Section 23M of the Income Tax Act, which came into operation on 1 January 2015, was enacted to limit the “tax leakage” which occurs when a person who is resident in South Africa obtains funding by way of interest bearing debt provided by a foreign person (or exempt person) who is in a controlling relationship with the debtor or who is on-lending funding from a person who is in a controlling relationship with the debtor (i.e. a back-to-back arrangement). Section 23M targets debt where an interest deduction is available to the South African person and no South African tax is payable on the interest income in the hands of the foreign (or exempt) person. Section 23M minimises tax leakage by limiting the deduction of the interest by the resident person.
Section 23M will only be applicable where firstly there is a ‘controlling relationship’ present. We do not elaborate on this requirement. The second element of section 23M requires that the amount of interest incurred by the debtor during the year assessment must “not be subject to tax” levied in terms of the South African Income Tax Act in the hands of the creditor during that year of assessment.
A taxpayer would in our view be regarded as being subject to tax where either normal tax or interest withholding tax (IWT) is levied on the interest.

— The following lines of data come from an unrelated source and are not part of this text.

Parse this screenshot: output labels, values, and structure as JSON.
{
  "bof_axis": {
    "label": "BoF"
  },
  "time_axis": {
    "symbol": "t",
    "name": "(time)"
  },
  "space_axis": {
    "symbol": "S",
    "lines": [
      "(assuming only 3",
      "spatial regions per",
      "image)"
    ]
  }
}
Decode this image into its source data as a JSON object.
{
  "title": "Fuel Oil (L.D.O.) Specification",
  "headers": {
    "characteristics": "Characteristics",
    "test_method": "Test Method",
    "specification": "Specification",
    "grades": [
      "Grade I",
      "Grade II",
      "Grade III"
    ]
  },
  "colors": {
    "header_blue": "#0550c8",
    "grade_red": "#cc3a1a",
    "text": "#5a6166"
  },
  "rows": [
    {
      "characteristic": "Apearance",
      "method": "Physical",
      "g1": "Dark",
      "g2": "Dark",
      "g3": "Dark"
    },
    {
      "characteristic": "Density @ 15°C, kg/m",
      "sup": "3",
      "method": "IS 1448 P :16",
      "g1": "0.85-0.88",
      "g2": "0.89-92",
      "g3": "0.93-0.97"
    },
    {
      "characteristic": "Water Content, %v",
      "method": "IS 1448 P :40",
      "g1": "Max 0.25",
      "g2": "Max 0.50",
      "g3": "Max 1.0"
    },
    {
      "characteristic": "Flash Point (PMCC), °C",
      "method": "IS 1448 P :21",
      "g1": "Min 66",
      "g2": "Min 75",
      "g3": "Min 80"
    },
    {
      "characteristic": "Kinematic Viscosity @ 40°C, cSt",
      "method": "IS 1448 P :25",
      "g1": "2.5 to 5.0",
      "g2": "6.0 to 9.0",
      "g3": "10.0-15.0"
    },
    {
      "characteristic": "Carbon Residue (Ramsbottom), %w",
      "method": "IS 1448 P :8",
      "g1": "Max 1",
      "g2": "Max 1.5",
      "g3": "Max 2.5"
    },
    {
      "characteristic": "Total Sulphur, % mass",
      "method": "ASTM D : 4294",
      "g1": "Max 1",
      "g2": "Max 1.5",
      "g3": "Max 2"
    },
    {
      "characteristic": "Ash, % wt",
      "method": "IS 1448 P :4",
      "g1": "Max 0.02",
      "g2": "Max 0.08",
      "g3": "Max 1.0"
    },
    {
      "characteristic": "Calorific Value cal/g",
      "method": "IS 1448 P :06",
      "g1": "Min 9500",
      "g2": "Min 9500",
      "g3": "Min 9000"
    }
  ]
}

In the case of non-residents, the taxation will largely take the form of IWT as interest payable to non-residents is generally exempt from normal tax.
Where the provisions of a tax treaty reduce the rate at which IWT can be levied but does not entirely remove South Africa’s taxing rights in this regard, we are of the view that interest would still be subject to tax for purposes of section 23M. It is unlikely, however, that a taxpayer would be subject to tax where the provisions of a treaty completely suspend South Africa’s taxing rights and effectively reduce the IWT rate to nil.
Importantly, the interest must be subject to tax in the same year of assessment as the deduction is sought in order to escape the provisions of section 23M.
IWT will be levied as from 1 March 2015 on the earlier of the date on which the interest is paid or becomes due and payable. In our view, interest will only be ‘due and payable’ on the date at which the parties contractually agree that payment is due. This date can and frequently is a later date than the date on which the interest is deemed to have been incurred for income tax purposes.
Where an amount of interest is incurred during a particular year of assessment but only becomes due and payable in a subsequent year of assessment, the interest will only be subject to IWT in that later year of assessment. The amount of interest would therefore not be subject to tax in the year of assessment in which the deduction is sought and the provisions of section 23M must be applied to determine the quantum of the interest deduction allowed during that year of assessment.
Interest previously disallowed as a deduction under section 23M, will be allowed as a deduction in the year in which the IWT becomes payable.
Taxpayers who have entered into cross-border loans with persons in controlling relationships should be cautious not to overlook the requirement of section 23M that the interest must be subject to tax in the year of assessment in which the interest is incurred as the section can impact the timing of a significant portion of any interest deduction even where IWT will ultimately be paid on the interest.